A man in a striped red shirt hops and dashes at the base of the slope at the highest hill overlooking the small southern town. He doesn’t heed the danger of the weeded cliff a few steps behind him because he is laughing and yelling at his homemade kite struggling for flight in the wind. His friend cheers for him, or is telling him to watch out. The Spanish words machine gun through my brain into the fray of cheering people behind me. Dozens of children and adults howling and giggling at each other, pulling strings twisted together on the ground like thread at the bottom of a craft box. Two and three at a time, small colors on markered hexagons pop into the overcast sky.
An old woman in a hat next to me squeals and tugs on her tether; “Wooo! Wooo!”
I’m so busy looking up that I don’t realize that the hill is littered with refuse. I step over a crushed Crystal beer can and a deserted Puma sandal, a chunk missing from the toe. I think about a piece of that European rubber jumbling around in the belly of the goat next to me. He looks at us, and chews blankly.

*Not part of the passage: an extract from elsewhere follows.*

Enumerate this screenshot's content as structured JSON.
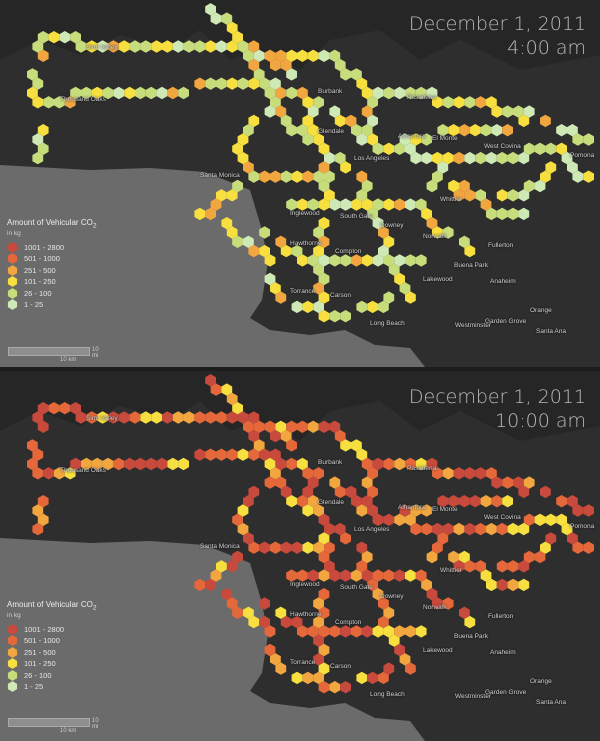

The rest of the Americans in the group storm the hill like a group of Ponce de Leóns discovering the fountain of youth. We are strangers to this joy. Unfettered in its natural state, sterling happiness, created by a makeshift runway on a scrap yard, with people launching hand made kites. Clickety click, the sound of cameras shutter as we desperately try and bottle it, wanting to hide this Cuban joy in our luggage along with the contraband rum and cigars.

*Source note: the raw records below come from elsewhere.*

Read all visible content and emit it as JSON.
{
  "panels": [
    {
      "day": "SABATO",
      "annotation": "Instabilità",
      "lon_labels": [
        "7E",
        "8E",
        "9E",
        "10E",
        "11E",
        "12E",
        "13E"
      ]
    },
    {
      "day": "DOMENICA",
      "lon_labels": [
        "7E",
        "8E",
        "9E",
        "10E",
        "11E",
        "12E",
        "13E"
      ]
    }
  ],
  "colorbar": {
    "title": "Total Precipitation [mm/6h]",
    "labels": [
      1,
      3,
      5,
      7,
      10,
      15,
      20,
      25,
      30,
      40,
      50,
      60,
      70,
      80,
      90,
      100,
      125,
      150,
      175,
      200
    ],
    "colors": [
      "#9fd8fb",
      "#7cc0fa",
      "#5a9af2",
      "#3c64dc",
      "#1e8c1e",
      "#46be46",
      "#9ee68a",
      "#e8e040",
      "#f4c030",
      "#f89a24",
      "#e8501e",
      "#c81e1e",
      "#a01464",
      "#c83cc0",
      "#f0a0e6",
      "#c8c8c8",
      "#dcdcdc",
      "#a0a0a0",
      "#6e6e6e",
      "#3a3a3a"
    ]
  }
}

The power of the moment overwhelmed. The innocence of the moment was too pure to let even my western guilt taint it. I put my camera away and sat on a broken cement block and sketched for a brief minute, feeling warm from the sun that radiated from the people in their delight, just as drops started to fall from the cloud above.
The joy came, and it was.
Then it rained, and it went.
The laughter roaring into dusty air.